In this year of the celebration of women’s rights,

this is perhaps an even more poignant book.

Its a story of deportation.

A story of rights.

The abuse of rights.

A book of love.

This is a story that reflects stories of people now.

People who are now wondering where they will be

next month,

next week,

tomorrow.

 

.Image result for The boy at the back of the class

Published by Orion

‘So…I’m scary? Just because I look different?’

Bullies come in all shapes and sizes. Some can be confronted, others are not so easily dealt with. Some of the largest bullies in the world are those with the greatest power, who abuse that power, and abuse people, with the result that there are over 6.5 million refugees trying to escape.

This is a story about one of them. This is the story of Ahmet who arrives at school in the middle of the term and takes the last seat at the back of the class.

He’s nine.

This is an extraordinarily moving account of friendship, bravery and hope.
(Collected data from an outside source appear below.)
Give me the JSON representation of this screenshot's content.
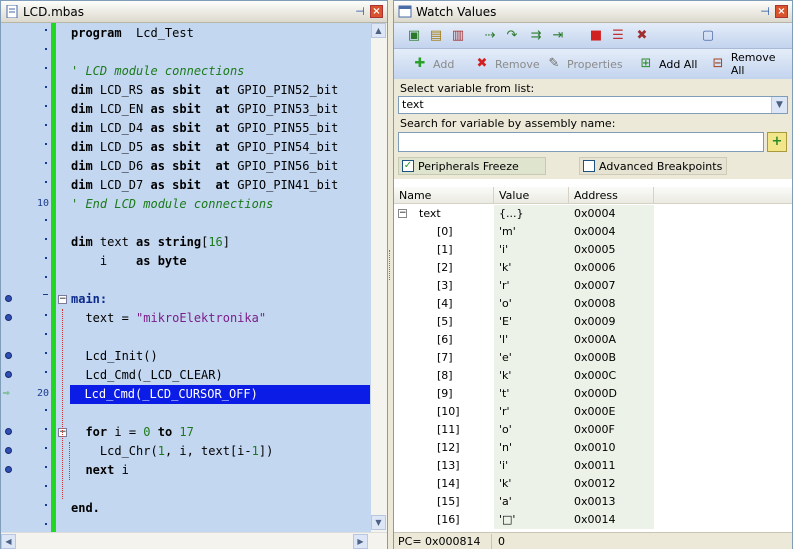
{
  "editor": {
    "tab_title": "LCD.mbas",
    "gutter": [
      {
        "mark": "dot"
      },
      {
        "mark": "dot"
      },
      {
        "mark": "dot"
      },
      {
        "mark": "dot"
      },
      {
        "mark": "dot"
      },
      {
        "mark": "dot"
      },
      {
        "mark": "dot"
      },
      {
        "mark": "dot"
      },
      {
        "mark": "dot"
      },
      {
        "mark": "num",
        "text": "10"
      },
      {
        "mark": "dot"
      },
      {
        "mark": "dot"
      },
      {
        "mark": "dot"
      },
      {
        "mark": "dot"
      },
      {
        "mark": "dash",
        "bp": true
      },
      {
        "mark": "dot",
        "bp": true
      },
      {
        "mark": "dot"
      },
      {
        "mark": "dot",
        "bp": true
      },
      {
        "mark": "dot",
        "bp": true
      },
      {
        "mark": "num",
        "text": "20",
        "arrow": true
      },
      {
        "mark": "dot"
      },
      {
        "mark": "dot",
        "bp": true
      },
      {
        "mark": "dot",
        "bp": true
      },
      {
        "mark": "dot",
        "bp": true
      },
      {
        "mark": "dot"
      },
      {
        "mark": "dot"
      },
      {
        "mark": "dot"
      }
    ],
    "lines": [
      {
        "parts": [
          [
            "kw",
            "program"
          ],
          [
            "t",
            "  Lcd_Test"
          ]
        ]
      },
      {
        "parts": []
      },
      {
        "parts": [
          [
            "cm",
            "' LCD module connections"
          ]
        ]
      },
      {
        "parts": [
          [
            "kw",
            "dim"
          ],
          [
            "t",
            " LCD_RS "
          ],
          [
            "kw",
            "as sbit"
          ],
          [
            "t",
            "  "
          ],
          [
            "kw",
            "at"
          ],
          [
            "t",
            " GPIO_PIN52_bit"
          ]
        ]
      },
      {
        "parts": [
          [
            "kw",
            "dim"
          ],
          [
            "t",
            " LCD_EN "
          ],
          [
            "kw",
            "as sbit"
          ],
          [
            "t",
            "  "
          ],
          [
            "kw",
            "at"
          ],
          [
            "t",
            " GPIO_PIN53_bit"
          ]
        ]
      },
      {
        "parts": [
          [
            "kw",
            "dim"
          ],
          [
            "t",
            " LCD_D4 "
          ],
          [
            "kw",
            "as sbit"
          ],
          [
            "t",
            "  "
          ],
          [
            "kw",
            "at"
          ],
          [
            "t",
            " GPIO_PIN55_bit"
          ]
        ]
      },
      {
        "parts": [
          [
            "kw",
            "dim"
          ],
          [
            "t",
            " LCD_D5 "
          ],
          [
            "kw",
            "as sbit"
          ],
          [
            "t",
            "  "
          ],
          [
            "kw",
            "at"
          ],
          [
            "t",
            " GPIO_PIN54_bit"
          ]
        ]
      },
      {
        "parts": [
          [
            "kw",
            "dim"
          ],
          [
            "t",
            " LCD_D6 "
          ],
          [
            "kw",
            "as sbit"
          ],
          [
            "t",
            "  "
          ],
          [
            "kw",
            "at"
          ],
          [
            "t",
            " GPIO_PIN56_bit"
          ]
        ]
      },
      {
        "parts": [
          [
            "kw",
            "dim"
          ],
          [
            "t",
            " LCD_D7 "
          ],
          [
            "kw",
            "as sbit"
          ],
          [
            "t",
            "  "
          ],
          [
            "kw",
            "at"
          ],
          [
            "t",
            " GPIO_PIN41_bit"
          ]
        ]
      },
      {
        "parts": [
          [
            "cm",
            "' End LCD module connections"
          ]
        ]
      },
      {
        "parts": []
      },
      {
        "parts": [
          [
            "kw",
            "dim"
          ],
          [
            "t",
            " text "
          ],
          [
            "kw",
            "as"
          ],
          [
            "t",
            " "
          ],
          [
            "kw",
            "string"
          ],
          [
            "t",
            "["
          ],
          [
            "num",
            "16"
          ],
          [
            "t",
            "]"
          ]
        ]
      },
      {
        "parts": [
          [
            "t",
            "    i    "
          ],
          [
            "kw",
            "as byte"
          ]
        ]
      },
      {
        "parts": []
      },
      {
        "parts": [
          [
            "kwb",
            "main:"
          ]
        ]
      },
      {
        "parts": [
          [
            "t",
            "  text = "
          ],
          [
            "str",
            "\"mikroElektronika\""
          ]
        ]
      },
      {
        "parts": []
      },
      {
        "parts": [
          [
            "t",
            "  Lcd_Init()"
          ]
        ]
      },
      {
        "parts": [
          [
            "t",
            "  Lcd_Cmd(_LCD_CLEAR)"
          ]
        ]
      },
      {
        "parts": [
          [
            "t",
            "  Lcd_Cmd(_LCD_CURSOR_OFF)"
          ]
        ],
        "highlight": true
      },
      {
        "parts": []
      },
      {
        "parts": [
          [
            "t",
            "  "
          ],
          [
            "kw",
            "for"
          ],
          [
            "t",
            " i = "
          ],
          [
            "num",
            "0"
          ],
          [
            "t",
            " "
          ],
          [
            "kw",
            "to"
          ],
          [
            "t",
            " "
          ],
          [
            "num",
            "17"
          ]
        ]
      },
      {
        "parts": [
          [
            "t",
            "    Lcd_Chr("
          ],
          [
            "num",
            "1"
          ],
          [
            "t",
            ", i, text[i-"
          ],
          [
            "num",
            "1"
          ],
          [
            "t",
            "])"
          ]
        ]
      },
      {
        "parts": [
          [
            "t",
            "  "
          ],
          [
            "kw",
            "next"
          ],
          [
            "t",
            " i"
          ]
        ]
      },
      {
        "parts": []
      },
      {
        "parts": [
          [
            "kw",
            "end."
          ]
        ]
      },
      {
        "parts": []
      }
    ]
  },
  "watch": {
    "tab_title": "Watch Values",
    "toolbar_icons": [
      "run-icon",
      "step-into-icon",
      "step-over-icon",
      "step-out-icon",
      "run-to-cursor-icon",
      "jump-icon",
      "toggle-breakpoint-icon",
      "breakpoints-list-icon",
      "clear-breakpoints-icon",
      "watch-window-icon"
    ],
    "actions": {
      "add": "Add",
      "remove": "Remove",
      "properties": "Properties",
      "add_all": "Add All",
      "remove_all": "Remove All"
    },
    "select_label": "Select variable from list:",
    "selected_variable": "text",
    "search_label": "Search for variable by assembly name:",
    "search_value": "",
    "peripherals_freeze": "Peripherals Freeze",
    "advanced_breakpoints": "Advanced Breakpoints",
    "columns": {
      "name": "Name",
      "value": "Value",
      "address": "Address"
    },
    "root": {
      "toggle": "−",
      "name": "text",
      "value": "{...}",
      "address": "0x0004"
    },
    "rows": [
      {
        "name": "[0]",
        "value": "'m'",
        "address": "0x0004"
      },
      {
        "name": "[1]",
        "value": "'i'",
        "address": "0x0005"
      },
      {
        "name": "[2]",
        "value": "'k'",
        "address": "0x0006"
      },
      {
        "name": "[3]",
        "value": "'r'",
        "address": "0x0007"
      },
      {
        "name": "[4]",
        "value": "'o'",
        "address": "0x0008"
      },
      {
        "name": "[5]",
        "value": "'E'",
        "address": "0x0009"
      },
      {
        "name": "[6]",
        "value": "'l'",
        "address": "0x000A"
      },
      {
        "name": "[7]",
        "value": "'e'",
        "address": "0x000B"
      },
      {
        "name": "[8]",
        "value": "'k'",
        "address": "0x000C"
      },
      {
        "name": "[9]",
        "value": "'t'",
        "address": "0x000D"
      },
      {
        "name": "[10]",
        "value": "'r'",
        "address": "0x000E"
      },
      {
        "name": "[11]",
        "value": "'o'",
        "address": "0x000F"
      },
      {
        "name": "[12]",
        "value": "'n'",
        "address": "0x0010"
      },
      {
        "name": "[13]",
        "value": "'i'",
        "address": "0x0011"
      },
      {
        "name": "[14]",
        "value": "'k'",
        "address": "0x0012"
      },
      {
        "name": "[15]",
        "value": "'a'",
        "address": "0x0013"
      },
      {
        "name": "[16]",
        "value": "'□'",
        "address": "0x0014"
      }
    ],
    "status_pc": "PC= 0x000814",
    "status_value": "0"
  }
}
It is the story of a small group of children wanting to do the right thing – against all the odds. Their naivety – a belief that in the end all will be well, if they can just make sure everyone know, that the adults out there, would do the right thing too, lends the story a piquancy that wouldn’t otherwise be there, which colours the story.

The book is illustrated sensitively and touchingly by Pippa Curnick – and her pictures add their own bit of seasoning to this extraordinary book.

‘Sometimes all you really need is somewhere to cry without anyone ever knowing.’

This is a story of hope.

Part of the royalties of this book will go to aid refugees.

It should be read along side Elizabeth Laird’s Welcome to Nowhere – it is, in effect another side to her story…

If you don’t do anything else (and don’t read it), buy it anyway. It will help, just a little, but it will help someone somewhere out there, who is looking for a new place to call home, somewhere they can live in the peace we all take so much for granted.

Better still, buy it and read it. Then tell everyone else to, and get them to buy and read it too.

This is not a book to share – its a book to be bought.

Though perhaps we could subsidise all members of both houses of parliament to have a copy, along with Elizabeth Laird’s book.

Its time we started to care.

I’m sure Waterstone’s could do a promotion for that many copies and I would be very happy to process them through the till.

I have, but one criticism, (it is very small) – it’s this. The word ‘gotten’ is used and though, that in itself lends some colour to the book, for those who are also studying English for exams, as well as reading a good book, it should perhaps have been exchanged for another. It is of no serious matter, but none-the-less it is one that should not be used, unless of course the book is meant to be written in American.